Cornea / Keratoconus

Cornea: Cornea is the outer most of the eye. Cornea contributes towards around 70 percent of the focussing power of the eye. Refractive problems like myopia, hyperopia and astigmatism are caused due to a change in shape of the cornea.

Keratoconus: Keratoconus is a progressive disease of the eye in which the cornea becomes thin and begins to bulge into a conical shape. This results in irregular refraction of light rays entering the eye, resulting in blurred, distorted vision and a high astigmatic error (high cylindrical power of glasses).

It usually affects both eyes, although only one eye may be affected initially. This usually starts at the time of puberty and progresses in young people. Progression slows down after the age of 40 years.

Investigations

E

Keratometery

E

Corneal topography

E

Anterior Segment Optical Coherence Tomography (ASOCT)

E

Ultrasonic Pachymetery

Treatment 

Halting the progress of Keratoconus

Corneal collagen cross linking is useful in halting the progression of the disease. This is also known as C3R or CXL.

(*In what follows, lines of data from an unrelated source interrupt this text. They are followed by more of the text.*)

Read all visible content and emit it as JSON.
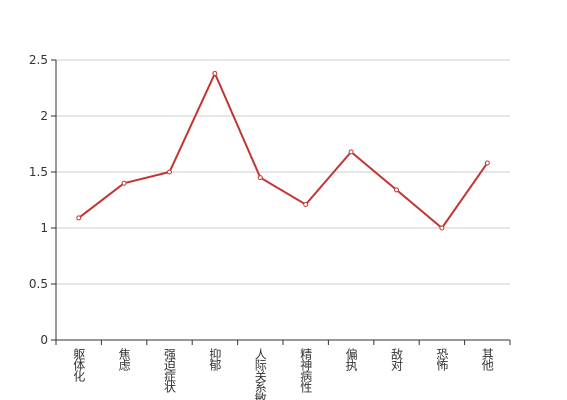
{
  "chart_data": {
    "type": "line",
    "categories": [
      "躯体化",
      "焦虑",
      "强迫症状",
      "抑郁",
      "人际关系敏感",
      "精神病性",
      "偏执",
      "敌对",
      "恐怖",
      "其他"
    ],
    "values": [
      1.09,
      1.4,
      1.5,
      2.38,
      1.45,
      1.21,
      1.68,
      1.34,
      1.0,
      1.58
    ],
    "color": "#c23531",
    "ylim": [
      0,
      2.5
    ],
    "yticks": [
      0,
      0.5,
      1,
      1.5,
      2,
      2.5
    ],
    "grid": true
  }
}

C3R or CXL is highly successful treatment procedure in which your surgeon uses riboflavin drops and exposes the eye to controlled ultraviolet radiation which makes the cornea stronger and helps flatten it.

There are various techniques of CXL depending on the patient’s corneal thickness. In corneal thickness > 400micron standard epioff technique with isotonic riboflavin is performed using accelerated CXL.

In thinner corneas, use of hypo-osmolar riboflavin, contact lens assisted CXL, Stromal lenticule assisted CXL, or customized thin cornea protocols.

Rehabilitation of vision after halting the progress of Keratoconus

For visual rehabilitation, spectacles are useful in mild keratoconus.

Contact lenses mask the irregular corneal surface and improve vision.

Rigid gas permeable (RGP) lenses, hybrid lenses, scleral lenses give promising results in keratoconus.

 

Surgical intervention

INTACS, Corneal Inserts or Intracorneal Ring Segments: In patients who are intolerable to contact lenses can opt for intrastromal corneal ring segments (INTACS)

INTACS procedure does not prevent progression, however, this could help to regularize   corneal surface to correct visual acuity.

T-CAT, Topography-guided Custom Ablation Treatment: It could be used in the management of keratoconus to modify corneal anatomy using excimer laser. This procedure could be combined with various CXL protocols.

ICL: After CXL or C3R, when refraction stabilises, ICL is put inside the eye to make patients spectacle free.

Keratoplasty (corneal transplantation): In advanced keratoconus with progressive thinning of cornea, eye surgeon prefer to replace the cornea with donated cornea, this surgery is called Keratoplasty.